Wilson foi responsável por exportar grandes nomes da música regional nordestina

NORDESTE: E ainda é, não é?

Wilson: Essa vocação o Brasil tem. É um país musical e que adora a sua música, o povo adora a sua música. O que eu acho é que essa música não tem, para mim, nos aspectos culturais mais relevantes, que são os aspectos regionais, ela não tem o respeito à dimensão que ela tem de fato. Hoje eu tenho a Anastácia na Europa fazendo show de forró, uma excursão de nove dias lá e com absoluto sucesso. A gente teve músicas da Continental que explodiam no mundo inteiro. Músicas da própria Atração, a gravadora que eu formei lá no Lira Paulistana, que estouraram no mundo, Carrapicho, etc.

NORDESTE: Quando é que você se aproxima mais da música regional?

Wilson: Depois dessa experiência da Continental, eu resolvi montar minha gravadora Atração Fonográfica e, pelo conhecimento que eu tive do Mercado Regional, foi aí que eu conheci o Gil Sabino, e pela inteligência que ele tem, pela cultural musical que ele tinha, ele me apresentou muito bem a cena dessa parte do Nordeste.

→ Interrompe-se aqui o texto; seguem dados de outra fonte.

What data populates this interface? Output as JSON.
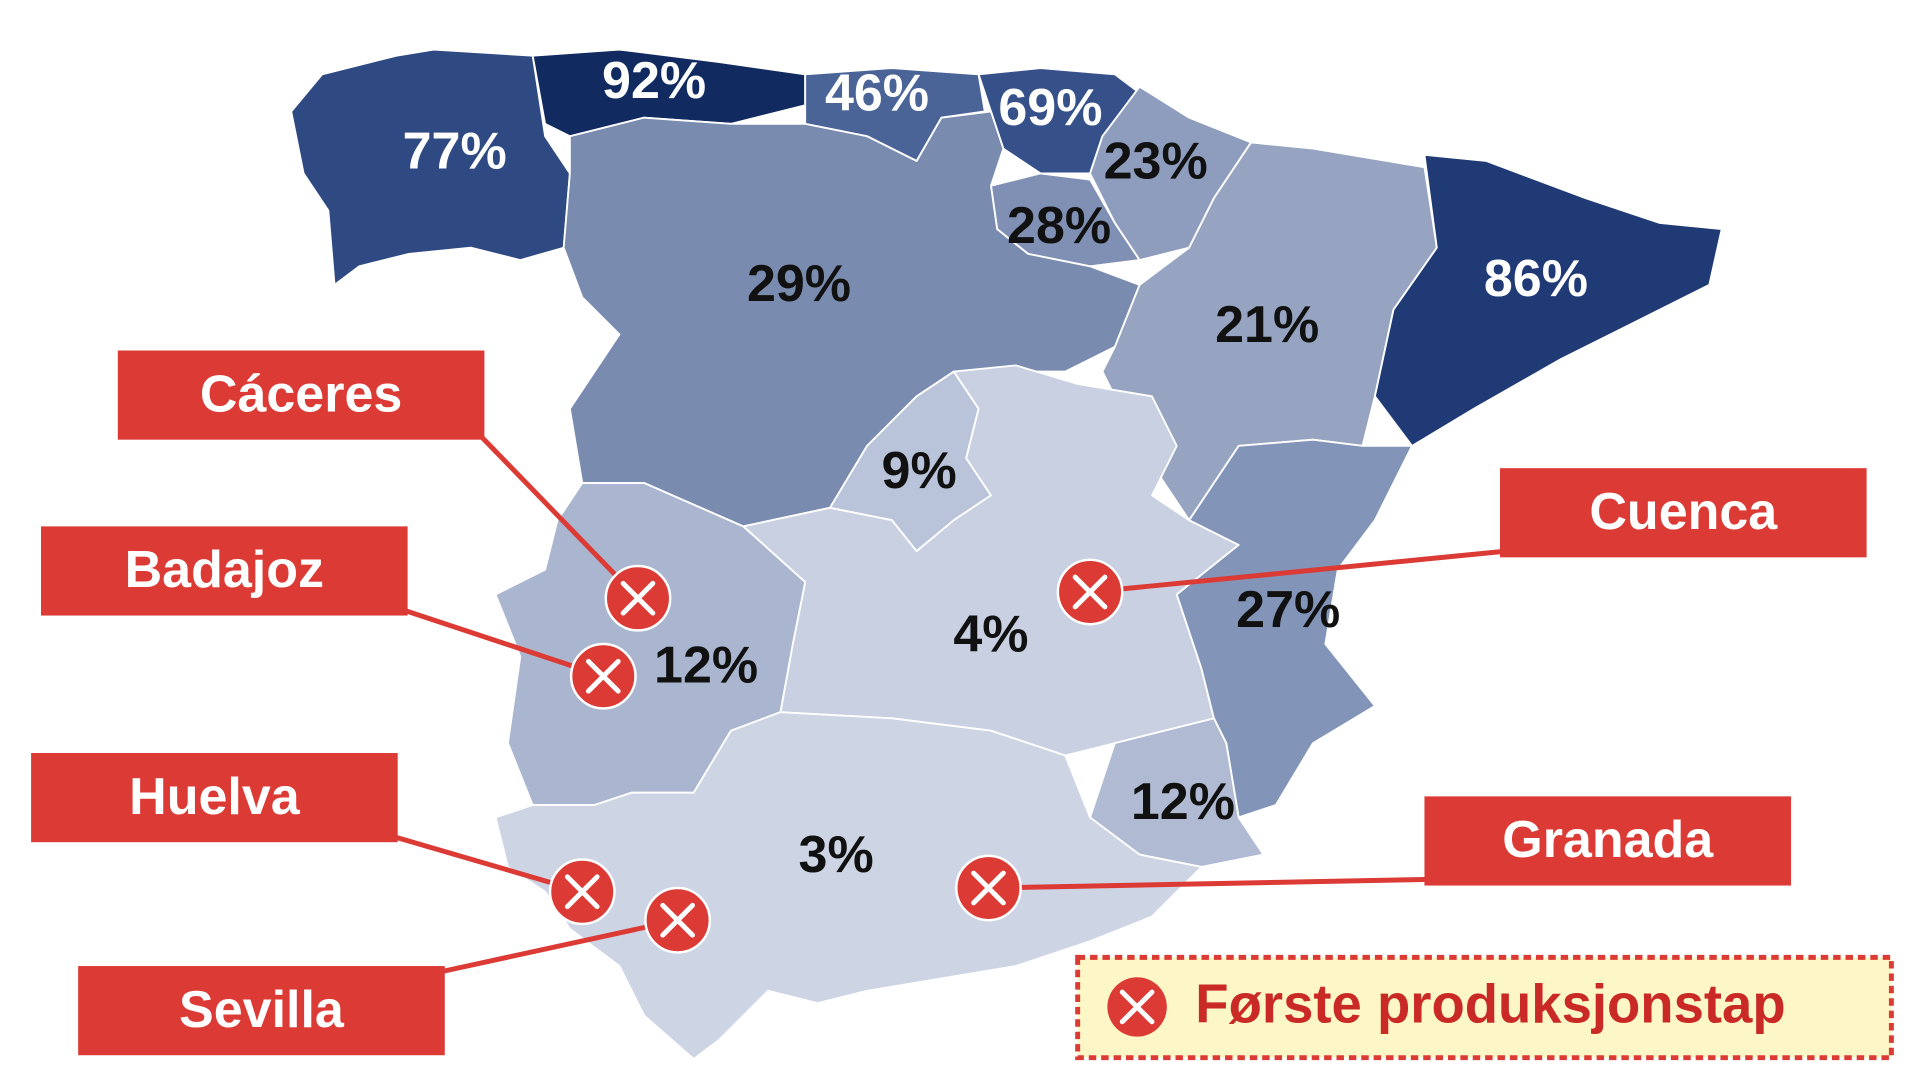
{
  "map": {
    "regions": [
      {
        "value": 77,
        "label": "77%",
        "color": "#2f4a82"
      },
      {
        "value": 92,
        "label": "92%",
        "color": "#112b61"
      },
      {
        "value": 46,
        "label": "46%",
        "color": "#4b6498"
      },
      {
        "value": 69,
        "label": "69%",
        "color": "#36518a"
      },
      {
        "value": 23,
        "label": "23%",
        "color": "#8e9dbd"
      },
      {
        "value": 28,
        "label": "28%",
        "color": "#7f90b4"
      },
      {
        "value": 29,
        "label": "29%",
        "color": "#7a8bb0"
      },
      {
        "value": 21,
        "label": "21%",
        "color": "#96a4c2"
      },
      {
        "value": 86,
        "label": "86%",
        "color": "#1f3a74"
      },
      {
        "value": 9,
        "label": "9%",
        "color": "#b9c3d9"
      },
      {
        "value": 4,
        "label": "4%",
        "color": "#c8d0e2"
      },
      {
        "value": 27,
        "label": "27%",
        "color": "#8294b7"
      },
      {
        "value": 12,
        "label": "12%",
        "color": "#aab6cf"
      },
      {
        "value": 12,
        "label": "12%",
        "color": "#b0bbd3"
      },
      {
        "value": 3,
        "label": "3%",
        "color": "#cdd4e4"
      }
    ],
    "locations": [
      {
        "label": "Cáceres"
      },
      {
        "label": "Badajoz"
      },
      {
        "label": "Huelva"
      },
      {
        "label": "Sevilla"
      },
      {
        "label": "Cuenca"
      },
      {
        "label": "Granada"
      }
    ],
    "legend": {
      "label": "Første produksjonstap"
    }
  }
}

E na Bahia, na Continental, quando eu cheguei era o começo do Axé Music, eu pude gravar o primeiro Olodum, o primeiro Chiclete com Banana, primeiro Banda Mel, enfim, era uma cena que eu nadava de braçada porque a multinacional não tinha o menor interesse naquela música. Essa música não tinha nenhum status como tinha a MPB, o Chico Buarque de Holanda, Caetano Veloso, Gilberto Gil, enfim, ela não tinha o status do produto chique, era uma música de carnaval ou sei lá como eles viam isso. Mas para mim aquilo era verdadeira música de exportação. Eu saí da Continental, montei a Atração que adquiriu um porte grande, porque esse artista começou também a sair de lá. Alguns artistas que eu trabalhei na Continental, eu pude depois chamar para a Atração, isso formou hoje o nosso acervo que tem mais ou menos 30 mil fonogramas e videofonogramas. Faixas gravadas e vídeos.

NORDESTE: Como foi a exportação da música regional?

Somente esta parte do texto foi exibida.